Essay on Belize

This essay has a total of 1241 words and 7 pages.


Belize was once part of the Maya civilization; Cortes probably traversed the region on his
way Hondura. The Spanish did not colonize the are. Buccaneers founded Belize City in the
early 1600’s and were followed by British Jamaicans, who exploited its timber. Spain long
contested British possession, but in 1859 Guatemala and Britain agreed on British
Honduras’s boundaries. In 1940 Guatemala declared the agreement invalid. British
Honduras was granted internal self-government in 1964, but full independence was delayed
by Guatemala’s claim. Negotiations appeared to resolve that problem, though, and on
September 21, 1981, British Honduras, as Belize, became the last British crown colony on
the American mainland to achieve independence. However, the Guatemalan-British agreement
did not hold, and not until 1988 did Guatemala give de facto recognition to Belize. A
British force remained in Belize to guarantee its independence but nearly all were
withdrawn before the end of 1994. In 1993 Manuel Esquivel, of the United Democratic
Party, became Prime Minister.

Belize is approximately 22,960 square kilometers. The country is divided into two main
physiographic regions. Maya Mountains and associated basins and plateaus dominate
southern half of country. Second region comprises northern lowlands and is drained by
numerous rivers and streams. Coastline is flat and swampy and marked by many lagoons.

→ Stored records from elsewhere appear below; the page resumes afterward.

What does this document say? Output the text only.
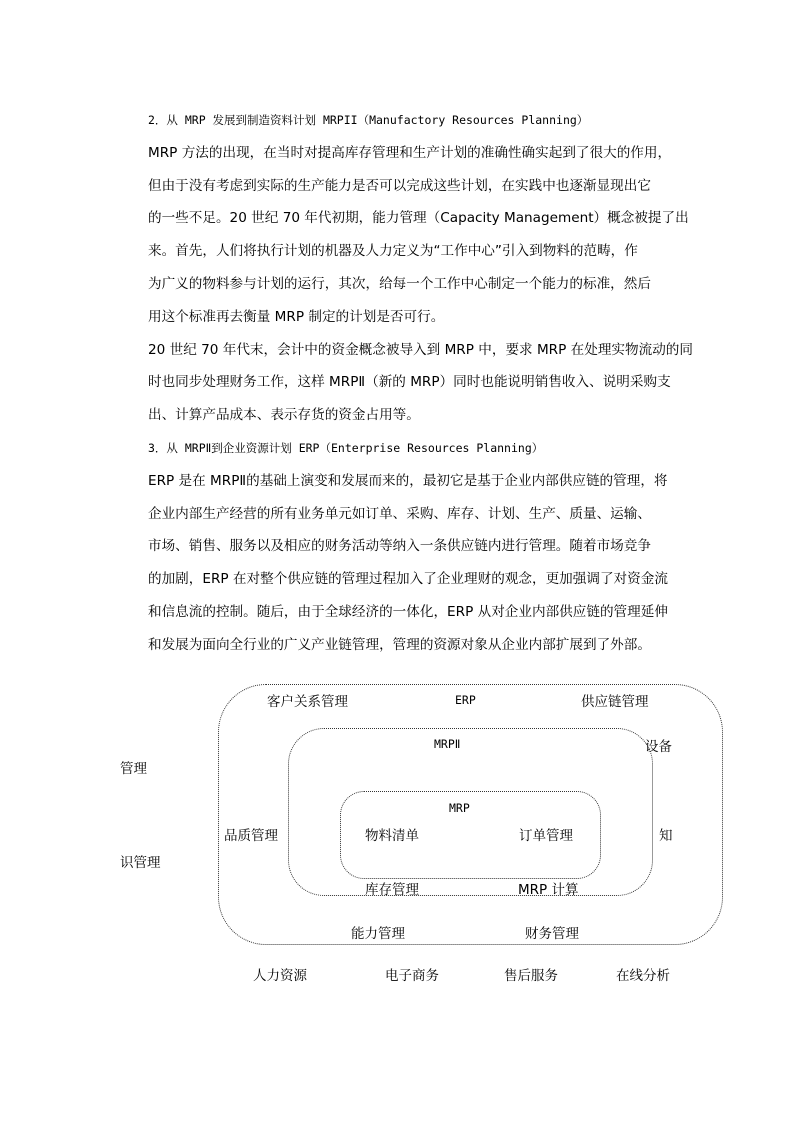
2．从 MRP 发展到制造资料计划 MRPII（Manufactory Resources Planning）
MRP 方法的出现，在当时对提高库存管理和生产计划的准确性确实起到了很大的作用，
但由于没有考虑到实际的生产能力是否可以完成这些计划，在实践中也逐渐显现出它
的一些不足。20 世纪 70 年代初期，能力管理（Capacity Management）概念被提了出
来。首先，人们将执行计划的机器及人力定义为“工作中心”引入到物料的范畴，作
为广义的物料参与计划的运行，其次，给每一个工作中心制定一个能力的标准，然后
用这个标准再去衡量 MRP 制定的计划是否可行。
20 世纪 70 年代末，会计中的资金概念被导入到 MRP 中，要求 MRP 在处理实物流动的同
时也同步处理财务工作，这样 MRPⅡ（新的 MRP）同时也能说明销售收入、说明采购支
出、计算产品成本、表示存货的资金占用等。
3．从 MRPⅡ到企业资源计划 ERP（Enterprise Resources Planning）
ERP 是在 MRPⅡ的基础上演变和发展而来的，最初它是基于企业内部供应链的管理，将
企业内部生产经营的所有业务单元如订单、采购、库存、计划、生产、质量、运输、
市场、销售、服务以及相应的财务活动等纳入一条供应链内进行管理。随着市场竞争
的加剧，ERP 在对整个供应链的管理过程加入了企业理财的观念，更加强调了对资金流
和信息流的控制。随后，由于全球经济的一体化，ERP 从对企业内部供应链的管理延伸
和发展为面向全行业的广义产业链管理，管理的资源对象从企业内部扩展到了外部。
客户关系管理	ERP	供应链管理
品质管理
能力管理	财务管理
MRPⅡ
库存管理	MRP 计算
MRP
物料清单	订单管理
设备
管理
知
识管理
人力资源	电子商务	售后服务	在线分析
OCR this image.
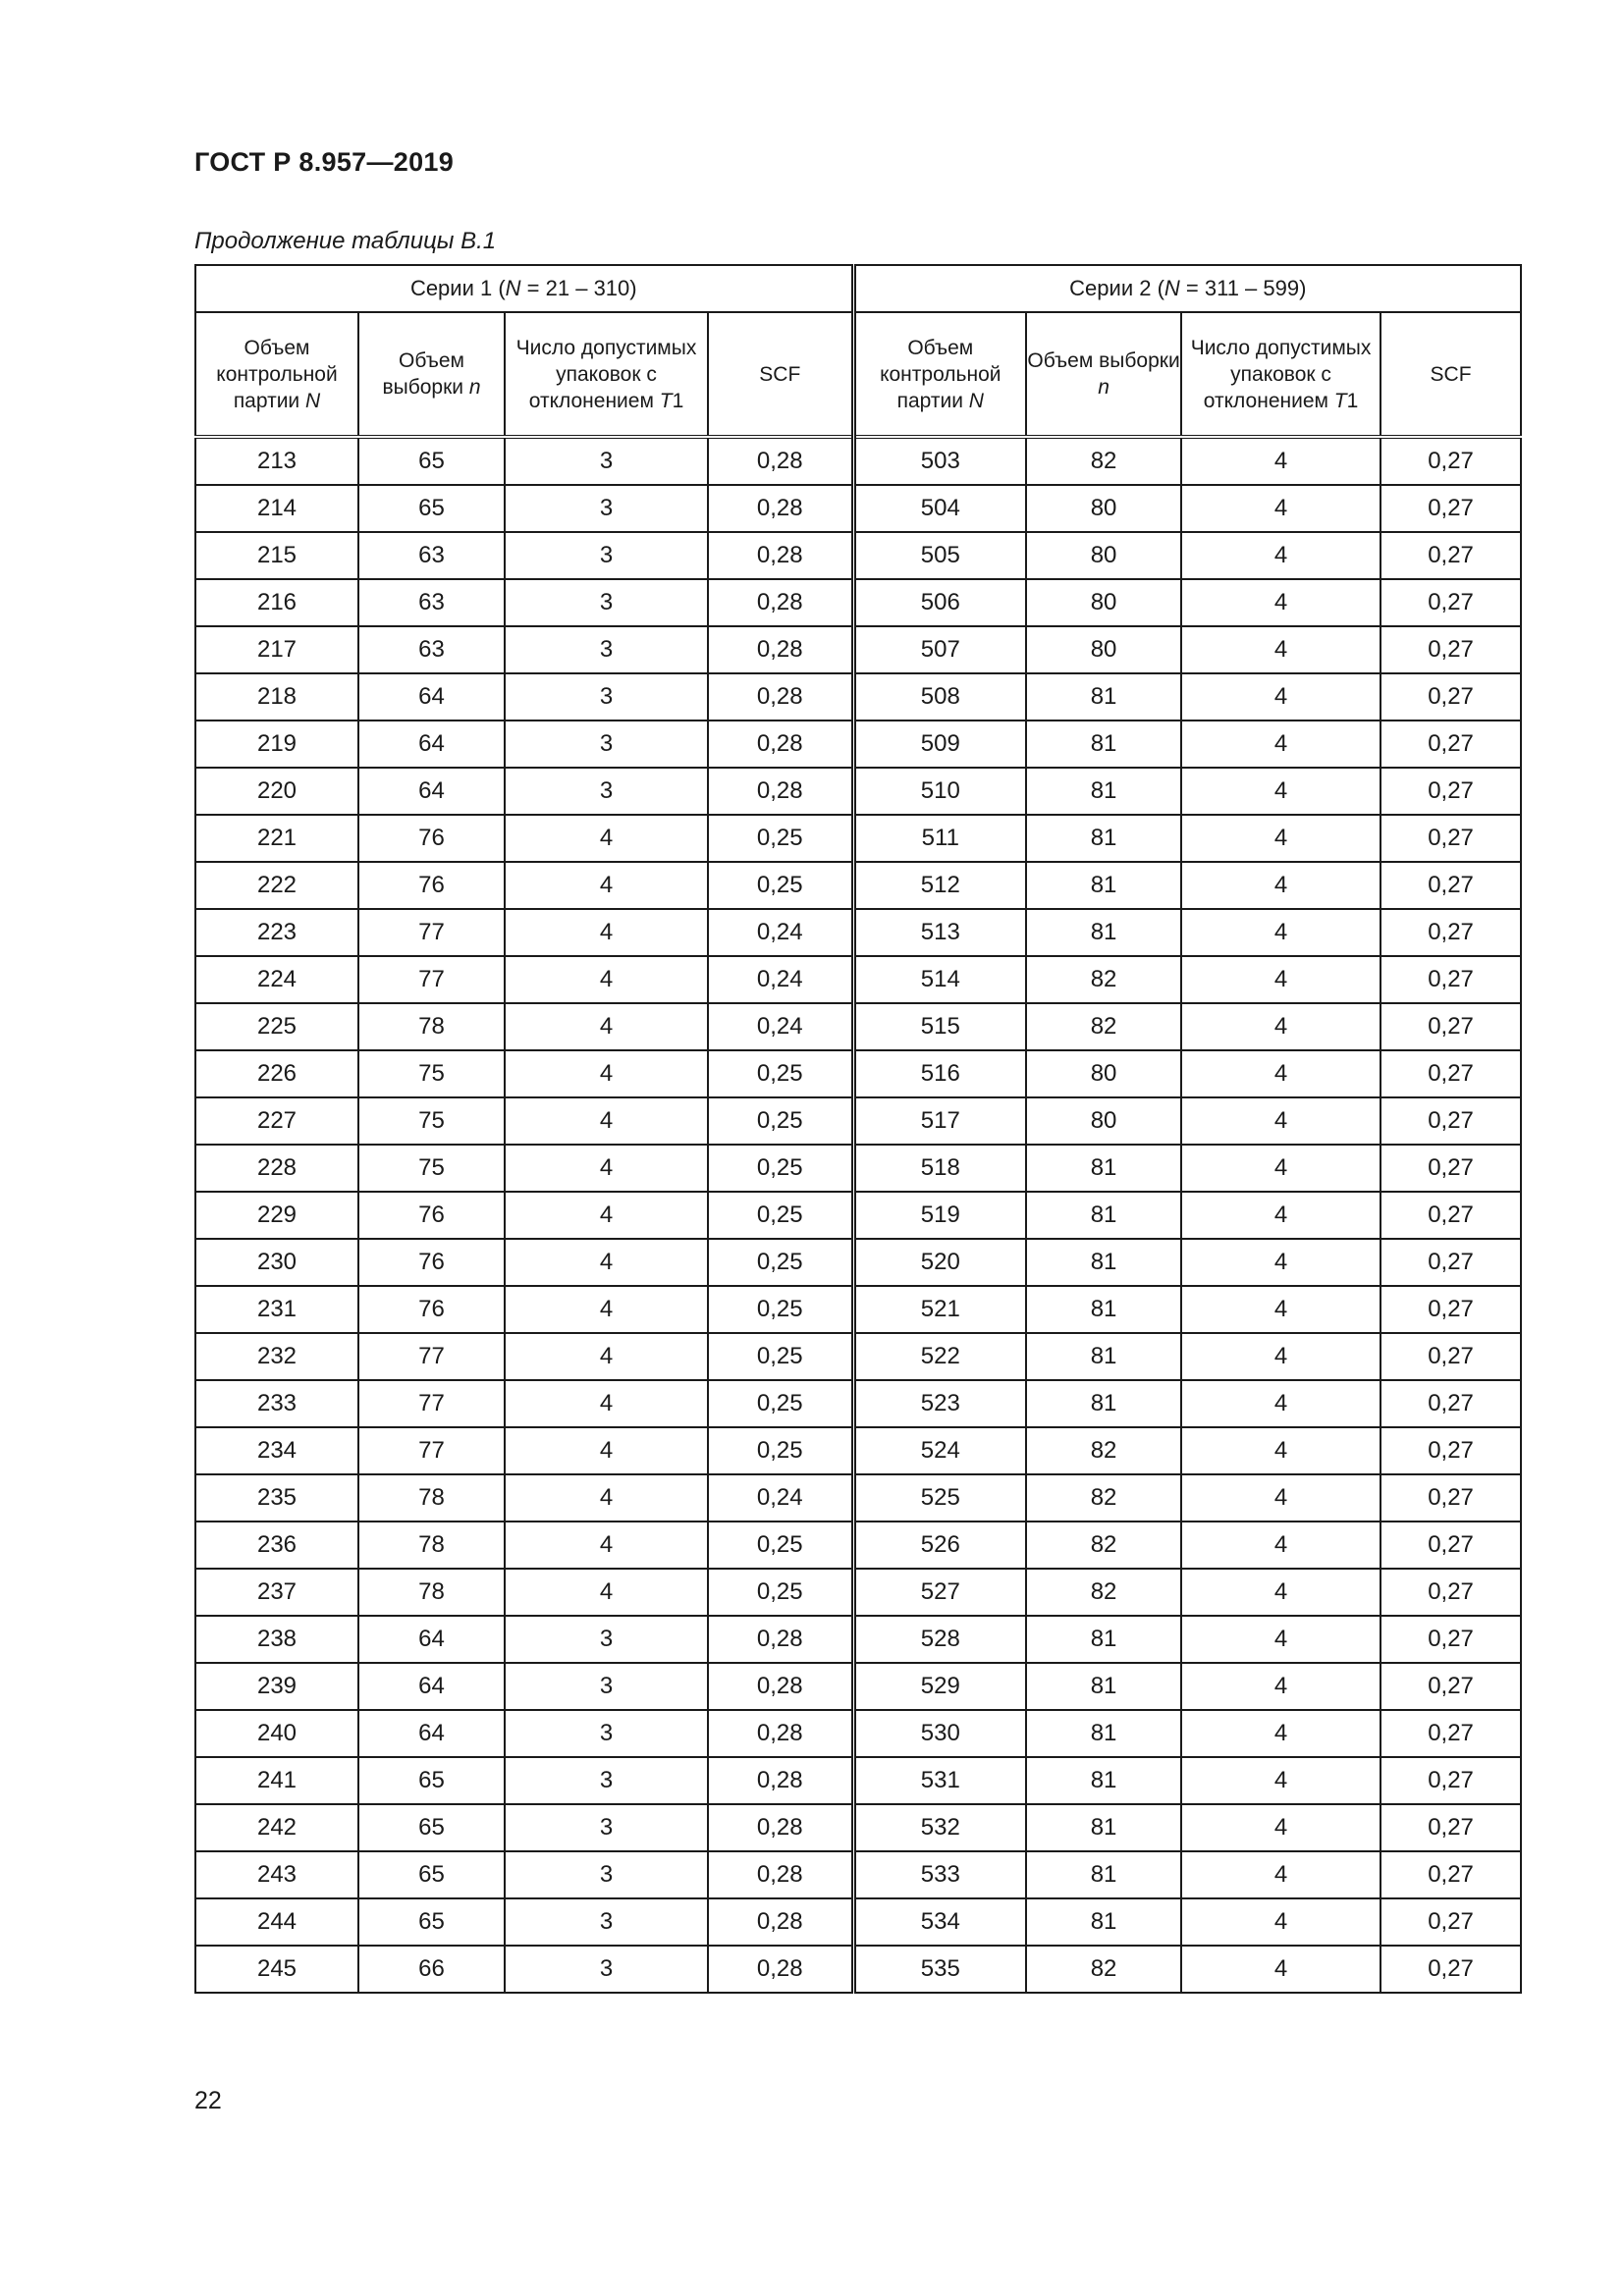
ГОСТ Р 8.957—2019
Продолжение таблицы В.1
Серии 1 (N = 21 – 310)				Серии 2 (N = 311 – 599)			
Объем контрольной партии N	Объем выборки n	Число допустимых упаковок с отклонением T1	SCF	Объем контрольной партии N	Объем выборки n	Число допустимых упаковок с отклонением T1	SCF
213	65	3	0,28	503	82	4	0,27
214	65	3	0,28	504	80	4	0,27
215	63	3	0,28	505	80	4	0,27
216	63	3	0,28	506	80	4	0,27
217	63	3	0,28	507	80	4	0,27
218	64	3	0,28	508	81	4	0,27
219	64	3	0,28	509	81	4	0,27
220	64	3	0,28	510	81	4	0,27
221	76	4	0,25	511	81	4	0,27
222	76	4	0,25	512	81	4	0,27
223	77	4	0,24	513	81	4	0,27
224	77	4	0,24	514	82	4	0,27
225	78	4	0,24	515	82	4	0,27
226	75	4	0,25	516	80	4	0,27
227	75	4	0,25	517	80	4	0,27
228	75	4	0,25	518	81	4	0,27
229	76	4	0,25	519	81	4	0,27
230	76	4	0,25	520	81	4	0,27
231	76	4	0,25	521	81	4	0,27
232	77	4	0,25	522	81	4	0,27
233	77	4	0,25	523	81	4	0,27
234	77	4	0,25	524	82	4	0,27
235	78	4	0,24	525	82	4	0,27
236	78	4	0,25	526	82	4	0,27
237	78	4	0,25	527	82	4	0,27
238	64	3	0,28	528	81	4	0,27
239	64	3	0,28	529	81	4	0,27
240	64	3	0,28	530	81	4	0,27
241	65	3	0,28	531	81	4	0,27
242	65	3	0,28	532	81	4	0,27
243	65	3	0,28	533	81	4	0,27
244	65	3	0,28	534	81	4	0,27
245	66	3	0,28	535	82	4	0,27
22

In contrast to most Central America nations, elections in Belize are notable for their
regularity, adherence to democratic principles, and an absence of violence. The
Representation of the People Ordinance and the constitution regulate electoral procedures.
The constitution established an independent Elections and Boundaries Commission and
charged it with the registration of voters, the conduct of elections, establishment of
election districts, and all other related matters. The five members of the commission
serve five-year terms of office. The governor general appoints all five members in
accordance with the advice of the Prime Minister, who consults with the leader of the
opposition before nominating the members. National Assembly members and others who hold
public office are barred from appointment.

The constitution guarantees the right to vote to every citizen over the age of eighteen
that meets the provisions of the Representation of the People Ordinance. Voting is not
compulsory. Employers are required to give their employees time to vote and to pay them
for the time they are away at the polls. Polls are open from 7 AM to 6 PM on Election
Day, but anyone in line by 6 PM may vote, no matter how long it may take. The sale of
liquor is barred while the polls are open. Certain forms of political campaigning,
including television advertisements, political speeches, and the distribution of political
buttons, posters, banners, or flags are also prohibited. Canvassing of voters may not be
disturbed, voter-to-voter conversation is barred, and only election officials may answer
questions. The constitution mandates that votes be cast in a secret ballot.

Belize is a developing country. Its economy is based on agriculture. Sugar cane, which
is raised on plantations, ranks as the country’s chief crop. Oranges, grapefruits, and
bananas are next in importance. Processed sugar is the main export. The country’s
forests yield lumber, including pine and such tropical hardwoods as cedrela and mahogany.
The Caribbean Sea procvides conchs, fishes, lobsters, and shrimp. Most of Belize’s
industries are small. They include sugar refining, processing foods and wood, and the
production of clothing, cement, and bricks.

Belize receives much financial aid from other countries. Its government encourages
foreign investment to create jobs. Melizeans are working to develop the tourist industry
by building hotels and other facilities.

Belize has an international airport. A government operated radio network and several
private radio and television stations broadcast in the country.